I’m pretty sure I took every class Mr. Sills taught and I’m sure that my keen appreciation of history today traces directly back to his contributions to my education. I don’t have any specific anecdotal remembrances of Mr. Sills. My memory of him is more in the manner of a body of shared experience. After we graduated and went on, his career path took him to the ISD level as an administrator and later, I think, as the district historian. Just as Andy Rooney points out, Mr. Sills was very well regarded by a large population that he touched during his life. There are some FWISD facilities named after him. He died in 2002 at age 74. Men like Billy West Sills don’t come along very often and the world is a lesser place without him.

Mr. Sills walked with a very pronounced limp caused by polio.  No matter though. About the only way that limp inhibited Mr. Sills was to prohibit him from being a competitive sprinter. He was first cabin in every respect. God bless you, Mr. Sills, and thank you for all the help.

Adios.

Tuesday, May 01, 2012

Mr. Bill Polson


For some of us, Bill Polson was our 10th grade World History teacher. While I've taken pains to either ignore those about whom I have nothing good to say, Bill Polson is my first exception. That's not to imply that I have only bad things to say about him, it's more that I just have nothing good to say about him...yet he was an interesting character.

Mr. Polson was, in my estimation, the laziest teacher I recall throughout my schooling. He also had the job of keeping the locker assignments straight and dealing with lost or broken locks. After school, I think he drove a school bus. For Mr. Polson, teaching consisted of taking out his textbook and reading from it...verbatim. His delivery was a slow monotone drawl, the cadence broken only by his looking up occasionally to see who had nodded off.

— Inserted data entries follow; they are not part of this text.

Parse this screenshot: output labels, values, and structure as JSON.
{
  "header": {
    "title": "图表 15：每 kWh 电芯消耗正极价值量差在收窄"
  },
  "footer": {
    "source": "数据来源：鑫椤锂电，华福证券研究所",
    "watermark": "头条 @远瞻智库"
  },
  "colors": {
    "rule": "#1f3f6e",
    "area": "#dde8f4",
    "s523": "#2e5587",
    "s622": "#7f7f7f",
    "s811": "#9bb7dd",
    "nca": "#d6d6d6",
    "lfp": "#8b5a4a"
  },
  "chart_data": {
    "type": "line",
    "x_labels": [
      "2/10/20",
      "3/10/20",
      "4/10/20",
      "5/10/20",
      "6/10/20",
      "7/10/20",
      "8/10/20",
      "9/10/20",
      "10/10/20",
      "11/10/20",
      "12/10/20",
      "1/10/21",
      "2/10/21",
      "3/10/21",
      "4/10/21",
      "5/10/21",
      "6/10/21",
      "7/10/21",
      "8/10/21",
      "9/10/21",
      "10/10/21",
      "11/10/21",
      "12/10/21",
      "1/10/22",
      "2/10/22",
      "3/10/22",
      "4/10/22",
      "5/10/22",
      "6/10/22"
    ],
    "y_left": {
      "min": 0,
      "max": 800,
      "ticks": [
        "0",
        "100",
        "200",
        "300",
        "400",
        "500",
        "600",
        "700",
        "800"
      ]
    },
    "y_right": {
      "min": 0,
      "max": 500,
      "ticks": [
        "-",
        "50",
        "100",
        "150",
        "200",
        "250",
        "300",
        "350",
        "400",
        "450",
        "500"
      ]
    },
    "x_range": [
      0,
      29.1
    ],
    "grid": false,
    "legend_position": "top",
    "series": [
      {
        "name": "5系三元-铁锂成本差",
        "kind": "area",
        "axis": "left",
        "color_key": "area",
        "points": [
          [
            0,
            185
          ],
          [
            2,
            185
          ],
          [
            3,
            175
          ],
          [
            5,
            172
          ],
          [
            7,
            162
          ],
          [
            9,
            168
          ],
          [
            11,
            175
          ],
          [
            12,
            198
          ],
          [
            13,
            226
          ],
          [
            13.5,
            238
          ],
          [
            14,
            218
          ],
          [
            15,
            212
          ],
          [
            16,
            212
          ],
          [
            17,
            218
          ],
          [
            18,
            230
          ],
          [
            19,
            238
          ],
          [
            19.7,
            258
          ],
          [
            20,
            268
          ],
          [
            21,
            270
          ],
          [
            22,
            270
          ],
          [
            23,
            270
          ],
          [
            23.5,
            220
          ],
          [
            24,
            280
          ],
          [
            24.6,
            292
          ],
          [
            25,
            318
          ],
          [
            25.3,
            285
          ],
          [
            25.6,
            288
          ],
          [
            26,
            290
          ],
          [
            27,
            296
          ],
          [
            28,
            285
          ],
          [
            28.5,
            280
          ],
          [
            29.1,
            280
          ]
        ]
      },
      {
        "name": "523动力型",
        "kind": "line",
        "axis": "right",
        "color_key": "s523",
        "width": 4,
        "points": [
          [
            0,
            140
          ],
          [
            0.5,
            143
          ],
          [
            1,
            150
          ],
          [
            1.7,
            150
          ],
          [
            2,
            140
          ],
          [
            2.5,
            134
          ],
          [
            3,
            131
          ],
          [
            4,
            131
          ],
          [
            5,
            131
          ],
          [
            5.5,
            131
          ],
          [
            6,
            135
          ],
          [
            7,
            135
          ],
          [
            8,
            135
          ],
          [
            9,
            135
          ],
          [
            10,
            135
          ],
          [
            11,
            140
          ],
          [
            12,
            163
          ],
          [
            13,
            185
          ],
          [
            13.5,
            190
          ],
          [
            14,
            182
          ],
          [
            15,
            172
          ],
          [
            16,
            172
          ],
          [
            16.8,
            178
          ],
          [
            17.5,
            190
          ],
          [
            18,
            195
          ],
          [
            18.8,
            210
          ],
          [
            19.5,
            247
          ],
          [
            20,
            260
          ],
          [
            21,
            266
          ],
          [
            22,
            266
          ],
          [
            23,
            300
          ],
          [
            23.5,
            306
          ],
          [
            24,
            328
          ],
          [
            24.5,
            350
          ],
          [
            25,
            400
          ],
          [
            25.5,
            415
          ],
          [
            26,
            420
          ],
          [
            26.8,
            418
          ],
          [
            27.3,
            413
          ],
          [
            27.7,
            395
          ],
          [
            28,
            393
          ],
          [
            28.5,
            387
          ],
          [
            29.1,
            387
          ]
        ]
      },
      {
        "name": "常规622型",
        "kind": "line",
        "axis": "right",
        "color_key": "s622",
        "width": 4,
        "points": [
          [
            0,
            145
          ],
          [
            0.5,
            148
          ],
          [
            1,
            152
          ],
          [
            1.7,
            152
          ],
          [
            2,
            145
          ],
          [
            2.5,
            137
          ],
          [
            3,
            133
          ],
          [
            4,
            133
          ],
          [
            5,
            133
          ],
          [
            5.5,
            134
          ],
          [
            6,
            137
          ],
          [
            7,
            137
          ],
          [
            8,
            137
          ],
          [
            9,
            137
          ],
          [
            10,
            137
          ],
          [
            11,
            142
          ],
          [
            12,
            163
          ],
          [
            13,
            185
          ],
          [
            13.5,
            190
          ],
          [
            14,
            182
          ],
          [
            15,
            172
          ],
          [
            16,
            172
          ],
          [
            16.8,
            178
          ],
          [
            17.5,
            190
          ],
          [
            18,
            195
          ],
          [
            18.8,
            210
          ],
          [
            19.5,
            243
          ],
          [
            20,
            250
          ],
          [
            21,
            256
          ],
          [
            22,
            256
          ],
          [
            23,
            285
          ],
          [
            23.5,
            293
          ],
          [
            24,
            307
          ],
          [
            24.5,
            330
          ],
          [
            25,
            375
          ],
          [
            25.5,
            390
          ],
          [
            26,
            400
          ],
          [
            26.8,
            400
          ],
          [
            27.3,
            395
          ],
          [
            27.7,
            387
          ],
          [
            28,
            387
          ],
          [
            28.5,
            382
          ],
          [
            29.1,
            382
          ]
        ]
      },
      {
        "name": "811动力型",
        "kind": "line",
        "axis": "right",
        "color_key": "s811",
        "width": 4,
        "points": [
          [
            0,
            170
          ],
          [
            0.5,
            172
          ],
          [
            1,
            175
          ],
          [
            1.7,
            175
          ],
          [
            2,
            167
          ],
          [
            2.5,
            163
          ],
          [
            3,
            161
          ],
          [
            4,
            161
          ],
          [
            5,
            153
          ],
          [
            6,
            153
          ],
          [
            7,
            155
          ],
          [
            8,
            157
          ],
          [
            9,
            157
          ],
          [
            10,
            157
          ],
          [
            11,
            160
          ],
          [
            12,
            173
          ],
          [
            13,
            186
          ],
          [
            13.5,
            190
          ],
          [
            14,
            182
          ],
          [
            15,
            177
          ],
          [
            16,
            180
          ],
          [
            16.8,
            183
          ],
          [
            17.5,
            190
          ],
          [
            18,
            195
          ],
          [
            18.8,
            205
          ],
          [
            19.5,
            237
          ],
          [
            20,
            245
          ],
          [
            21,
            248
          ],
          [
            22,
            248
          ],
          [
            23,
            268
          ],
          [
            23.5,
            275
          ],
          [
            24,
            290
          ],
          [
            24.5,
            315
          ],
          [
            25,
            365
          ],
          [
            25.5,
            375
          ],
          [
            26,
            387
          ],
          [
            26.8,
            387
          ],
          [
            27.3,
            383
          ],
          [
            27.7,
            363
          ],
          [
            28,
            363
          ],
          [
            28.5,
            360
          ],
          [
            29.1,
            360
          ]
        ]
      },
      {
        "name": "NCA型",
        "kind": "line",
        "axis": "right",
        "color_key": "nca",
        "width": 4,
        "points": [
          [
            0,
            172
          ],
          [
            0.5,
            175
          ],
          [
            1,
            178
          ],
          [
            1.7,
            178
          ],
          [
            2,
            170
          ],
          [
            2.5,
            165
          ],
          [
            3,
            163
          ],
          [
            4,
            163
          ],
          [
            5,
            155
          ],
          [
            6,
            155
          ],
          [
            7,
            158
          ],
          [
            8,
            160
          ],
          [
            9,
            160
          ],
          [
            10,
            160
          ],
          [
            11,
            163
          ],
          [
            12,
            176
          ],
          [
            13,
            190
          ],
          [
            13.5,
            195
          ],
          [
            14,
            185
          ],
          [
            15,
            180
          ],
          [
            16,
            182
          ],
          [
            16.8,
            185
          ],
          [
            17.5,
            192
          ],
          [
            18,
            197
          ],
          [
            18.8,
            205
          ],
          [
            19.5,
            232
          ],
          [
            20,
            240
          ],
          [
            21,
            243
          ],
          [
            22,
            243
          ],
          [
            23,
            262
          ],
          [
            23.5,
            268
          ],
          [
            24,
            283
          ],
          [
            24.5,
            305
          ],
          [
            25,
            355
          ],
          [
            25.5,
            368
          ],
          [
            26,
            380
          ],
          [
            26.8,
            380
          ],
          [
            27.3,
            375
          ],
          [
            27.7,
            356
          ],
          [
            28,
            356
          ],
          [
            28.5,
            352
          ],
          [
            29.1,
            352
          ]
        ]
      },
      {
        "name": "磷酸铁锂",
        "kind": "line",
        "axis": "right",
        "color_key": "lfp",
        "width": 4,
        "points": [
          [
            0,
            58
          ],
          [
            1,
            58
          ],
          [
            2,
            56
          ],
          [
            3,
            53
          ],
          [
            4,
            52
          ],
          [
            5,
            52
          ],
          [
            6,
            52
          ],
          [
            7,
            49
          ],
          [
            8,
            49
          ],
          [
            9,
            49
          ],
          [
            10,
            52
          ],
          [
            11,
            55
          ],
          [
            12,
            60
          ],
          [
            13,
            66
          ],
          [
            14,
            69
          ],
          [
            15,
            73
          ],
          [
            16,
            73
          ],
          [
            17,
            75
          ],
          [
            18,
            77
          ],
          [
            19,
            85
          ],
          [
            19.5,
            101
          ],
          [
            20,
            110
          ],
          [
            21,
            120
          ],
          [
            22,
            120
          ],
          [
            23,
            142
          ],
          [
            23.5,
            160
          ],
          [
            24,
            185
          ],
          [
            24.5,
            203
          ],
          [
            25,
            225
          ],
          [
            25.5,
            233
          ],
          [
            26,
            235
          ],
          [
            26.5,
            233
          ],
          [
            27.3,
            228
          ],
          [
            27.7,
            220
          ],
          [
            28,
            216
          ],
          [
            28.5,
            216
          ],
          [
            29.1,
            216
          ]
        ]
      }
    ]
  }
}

Thankfully, he broke up the monotony of his class by having a couple of girls write the test questions on the chalk board a day or two before the Friday test...the every Friday test. Only girls did the chalk board writing and not always the same girls, but they were usually attractive.

Everyone in class had to copy those questions off onto their own papers in order to study them for the upcoming test which always consisted of those same questions, verbatim. It may never have occurred to Mr. Polson to mimeograph the questions onto a handout as was done by most other teachers; or it may have been something else. As I mentioned in another posting, girls of our day wore loose-fitting dresses similar to those worn by their mothers, so we boys had little opportunity to effectively appraise their figures.

However, an interesting thing occurred when the girls of that day wrote on the chalk boards. Due to some complicated principles of leverage (one of Newton's laws), the pressure exerted by her arm on the chalk board caused her backside to jut out in an equal and opposite direction and move in sync with her writing arm. So, if she were writing quickly, well the reactive movement going on under that dress was pretty quick also. Now, that made concentrating on writing those questions onto your paper somewhat difficult, but the weekly shows were memorable.

I wonder if Mr. Polson ever picked up on that...h-m-m.

Rounding out his week by having a couple of girls, always girls, grade the Friday tests and write the results in his grade book, Mr. Polson was set for a quiet weekend to repair himself for a couple of days of strenuous reading from his textbook the following week. As I said, he was an interesting character.